Imminent Actions to Curb Current Solar Boom
Shortly before the elections of the Senate in mid-October 2010, the Czech politicians will take swift actions against the present solar boom including:
a) Agreement on a voluntary decrease of FIT
The government declared it would start immediately negotiations on a voluntary decrease of FIT with solar investors. However, it is unlikely that an agreement will be reached on this matter.
b) New special “eco” tax
Another option is to impose a brand-new ecological tax on solar power or on the land where PV installations are situated. According to Jakub Hajek and Lukas Nyvlt, legal advisors of the leading Czech legal office Glatzova and Co., an implementation of the new taxes on solar power would represent a substantial change of the conditions related to doing business in the Czech Republic. “In this respect we expect a new boom of legal disputes between foreign investors and the Czech state”, added legal advisors of the Glatzova and Co.
c) Rigorous inspections of newly built PV plants
Another step the government is preparing against PV is a very rigorous inspection of the technical features of the newly built PV plants. The PV plants have to adhere to the defined technical standards. It these are not met, the Energy Regulation Office may not grant FIT for such power plants. These rigorous inspection will only be applied to PV plants with total installed capacity over 500 kWp.
d) End of tax holidays
Last week the Czech Ministry of Finance officially confirmed that from 2011 a new law will be applied which will result in a termination of a tax exemption based on which all present PV installations are exempt from income tax for a period up to 6 years.
New Controversial Legislation
The Czech government has already prepared a brand solar legislation called Law on Supported Sources of Energy (“LSSE”) which contains several measures aimed at constraining the future development of PV in the country such as:
- maximum price cap of 6 CZK/kWh
- future FIT will only be paid to PV plants with maximum installed power of 100 kW
- a new price mechanism will be established for solar plants with capacity over 100 kW based on so called “hourly green bonuses” tied to price of electricity at the Prague Power Exchange
- solar investors will be responsible for recycling of solar modules via a mandatory fee
- a ban of construction of solar plants on all arable farm land or extremely high fees charge to the authorities for using this land in order to discourage investors from building grand-mounted SSP
- new bureaucratic barriers (such as very complicated approval procedures required by relevant authorities, etc.).
Czech PV needs Reform not Destruction
Undoubtedly, the Czech solar industry has to be reformed.

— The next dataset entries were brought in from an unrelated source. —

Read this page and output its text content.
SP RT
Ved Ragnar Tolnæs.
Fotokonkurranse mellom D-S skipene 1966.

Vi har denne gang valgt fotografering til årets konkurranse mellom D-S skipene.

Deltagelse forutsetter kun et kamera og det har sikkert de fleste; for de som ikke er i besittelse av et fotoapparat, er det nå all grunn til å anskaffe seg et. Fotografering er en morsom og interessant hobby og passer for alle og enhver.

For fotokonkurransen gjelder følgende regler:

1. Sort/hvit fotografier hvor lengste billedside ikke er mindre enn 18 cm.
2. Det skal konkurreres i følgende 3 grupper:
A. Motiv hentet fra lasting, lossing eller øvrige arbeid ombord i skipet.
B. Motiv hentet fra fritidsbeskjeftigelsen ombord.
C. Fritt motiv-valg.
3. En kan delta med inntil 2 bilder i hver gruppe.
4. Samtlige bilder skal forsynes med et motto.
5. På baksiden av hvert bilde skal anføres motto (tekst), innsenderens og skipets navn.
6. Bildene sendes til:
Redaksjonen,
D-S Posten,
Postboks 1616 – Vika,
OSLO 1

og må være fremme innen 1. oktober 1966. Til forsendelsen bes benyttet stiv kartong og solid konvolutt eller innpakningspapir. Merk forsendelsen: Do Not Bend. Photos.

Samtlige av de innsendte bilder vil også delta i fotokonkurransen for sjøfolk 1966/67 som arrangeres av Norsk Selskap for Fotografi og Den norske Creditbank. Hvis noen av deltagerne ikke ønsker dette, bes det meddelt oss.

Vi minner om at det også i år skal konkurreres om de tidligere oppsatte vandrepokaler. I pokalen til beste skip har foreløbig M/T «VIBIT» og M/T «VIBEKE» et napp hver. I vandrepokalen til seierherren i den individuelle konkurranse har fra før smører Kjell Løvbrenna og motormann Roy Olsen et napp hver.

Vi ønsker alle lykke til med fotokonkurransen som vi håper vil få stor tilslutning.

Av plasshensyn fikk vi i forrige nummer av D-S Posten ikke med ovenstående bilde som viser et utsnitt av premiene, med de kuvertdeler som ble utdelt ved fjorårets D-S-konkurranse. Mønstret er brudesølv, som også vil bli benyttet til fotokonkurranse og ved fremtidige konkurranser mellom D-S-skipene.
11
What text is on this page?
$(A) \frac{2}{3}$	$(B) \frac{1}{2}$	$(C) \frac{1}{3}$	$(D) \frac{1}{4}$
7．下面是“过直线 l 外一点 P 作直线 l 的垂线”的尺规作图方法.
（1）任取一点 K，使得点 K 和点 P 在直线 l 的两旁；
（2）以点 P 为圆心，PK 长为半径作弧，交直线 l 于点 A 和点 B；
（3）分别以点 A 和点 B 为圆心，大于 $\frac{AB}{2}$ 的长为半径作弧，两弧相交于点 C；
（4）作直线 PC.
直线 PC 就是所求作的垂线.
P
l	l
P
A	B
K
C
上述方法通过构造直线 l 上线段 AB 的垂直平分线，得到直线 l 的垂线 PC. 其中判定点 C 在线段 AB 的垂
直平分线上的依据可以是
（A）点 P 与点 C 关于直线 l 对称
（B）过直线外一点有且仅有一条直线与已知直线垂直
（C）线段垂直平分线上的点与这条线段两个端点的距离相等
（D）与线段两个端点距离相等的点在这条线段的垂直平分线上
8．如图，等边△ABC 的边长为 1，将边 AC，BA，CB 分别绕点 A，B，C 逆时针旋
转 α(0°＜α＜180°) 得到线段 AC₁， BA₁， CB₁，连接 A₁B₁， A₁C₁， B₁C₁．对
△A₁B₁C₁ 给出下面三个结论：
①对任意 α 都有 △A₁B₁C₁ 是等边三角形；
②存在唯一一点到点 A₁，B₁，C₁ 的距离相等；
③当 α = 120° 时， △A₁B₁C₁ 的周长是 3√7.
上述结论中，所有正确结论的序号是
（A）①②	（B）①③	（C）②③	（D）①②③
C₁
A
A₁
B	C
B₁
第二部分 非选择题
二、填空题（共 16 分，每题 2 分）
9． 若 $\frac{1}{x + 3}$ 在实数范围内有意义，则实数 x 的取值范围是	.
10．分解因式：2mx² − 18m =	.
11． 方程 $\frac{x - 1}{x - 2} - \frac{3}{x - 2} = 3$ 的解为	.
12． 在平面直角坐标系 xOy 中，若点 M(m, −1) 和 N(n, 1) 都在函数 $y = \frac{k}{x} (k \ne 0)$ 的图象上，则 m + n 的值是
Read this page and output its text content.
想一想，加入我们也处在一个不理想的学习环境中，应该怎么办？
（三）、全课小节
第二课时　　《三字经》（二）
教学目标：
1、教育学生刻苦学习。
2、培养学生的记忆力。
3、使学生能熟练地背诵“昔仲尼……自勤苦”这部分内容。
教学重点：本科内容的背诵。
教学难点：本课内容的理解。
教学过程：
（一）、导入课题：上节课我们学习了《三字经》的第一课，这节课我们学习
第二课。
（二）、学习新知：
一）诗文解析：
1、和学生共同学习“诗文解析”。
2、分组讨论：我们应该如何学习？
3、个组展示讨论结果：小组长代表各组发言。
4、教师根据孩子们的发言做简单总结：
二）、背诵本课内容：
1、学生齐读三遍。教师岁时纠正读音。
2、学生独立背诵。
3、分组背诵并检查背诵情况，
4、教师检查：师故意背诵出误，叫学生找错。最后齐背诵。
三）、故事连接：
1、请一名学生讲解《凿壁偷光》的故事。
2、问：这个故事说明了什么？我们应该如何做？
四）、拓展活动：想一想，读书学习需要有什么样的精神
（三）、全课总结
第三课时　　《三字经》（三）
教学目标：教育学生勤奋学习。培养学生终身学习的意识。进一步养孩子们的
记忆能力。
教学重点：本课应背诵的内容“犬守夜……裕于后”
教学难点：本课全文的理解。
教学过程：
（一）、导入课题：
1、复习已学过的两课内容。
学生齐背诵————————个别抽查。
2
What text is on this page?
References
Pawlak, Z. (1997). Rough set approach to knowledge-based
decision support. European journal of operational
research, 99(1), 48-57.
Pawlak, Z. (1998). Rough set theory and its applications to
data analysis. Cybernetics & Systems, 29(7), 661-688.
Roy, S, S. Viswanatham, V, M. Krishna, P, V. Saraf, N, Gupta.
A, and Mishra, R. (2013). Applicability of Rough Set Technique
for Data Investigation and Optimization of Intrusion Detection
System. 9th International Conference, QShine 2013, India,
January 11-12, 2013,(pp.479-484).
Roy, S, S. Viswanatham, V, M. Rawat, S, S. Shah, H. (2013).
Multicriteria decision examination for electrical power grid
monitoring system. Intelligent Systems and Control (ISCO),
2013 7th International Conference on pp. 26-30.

A current system of the state support is too generous and the present solar boom is not sound. “The goal of the PV legislative changes however should be a reform, not a destruction of the PV industry. The Czech PV needs a creation of a stabile business environment enabling a sustainable development of the industry in the Czech Republic in the long run”, adds Jakub Hajek of the legal office Glatzova and Co.
The Czech PV seems to be at the crossroad at the moment. According to Zuzana Musilova, Secretary of CZEPHO, the local PV has to be changed. The solar energy should be primarily generated on rooftops, not on arable land.
Apparently, Czech politicians take steps to curb the current “unhealthy” pace of the solar boom. However, some of the proposed measures look like a punishment for the local PV.